À Varsovie, Emmanuel Macron devrait évoquer le déploiement d’une mission de paix en Ukraine

Lors d’un entretien avec le Premier ministre polonais Donald Tusk à Varsovie jeudi 12 décembre, Emmanuel Macron devrait proposer le déploiement d’une mission européenne de maintien de la paix sur le territoire ukrainien, afin d’empêcher Moscou de violer tout éventuel accord de cessez-le-feu.

/ EURACTIV.com
French President Macron meets Polish Prime Minister Tusk in Paris
Emmanuel Macron rencontrera Donald Tusk et le président polonais Andrzej Duda ce jeudi 12 décembre. [EPA-EFE/CHRISTOPHE PETIT TESSON]

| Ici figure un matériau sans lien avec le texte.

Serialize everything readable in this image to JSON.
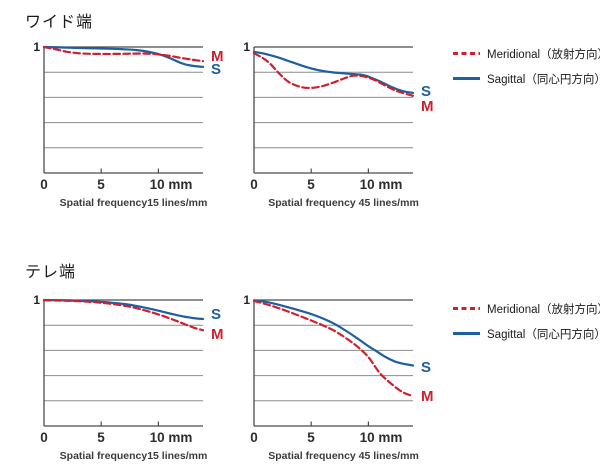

Lors d’un entretien avec le Premier ministre polonais Donald Tusk à Varsovie jeudi 12 décembre, Emmanuel Macron devrait proposer le déploiement d’une mission européenne de maintien de la paix sur le territoire ukrainien, afin d’empêcher Moscou de violer tout éventuel accord de cessez-le-feu.

Emmanuel Macron rencontrera Donald Tusk et le président polonais Andrzej Duda ce jeudi pour revenir sur ses échanges avec le président ukrainien Volodymyr Zelensky et Donald Trump en marge de la cérémonie pour la réouverture de la Cathédrale de Notre-Dame de Paris le week-end dernier.

Selon le journal Rzeczpospolita, Emmanuel Macron devrait plaider en faveur de la mise en place d’une force européenne de maintien de la paix en Ukraine. Cette dernière pourrait se déployer une fois un cessez-le-feu conclu, afin de fournir à Volodymyr Zelensky des garanties de sécurité.

« L’Ukraine a besoin de garanties de sécurité, […] notre sécurité économique, notre sécurité géopolitique et l’UE », a déclaré Volodymyr Zelensky aux journalistes lundi 9 décembre.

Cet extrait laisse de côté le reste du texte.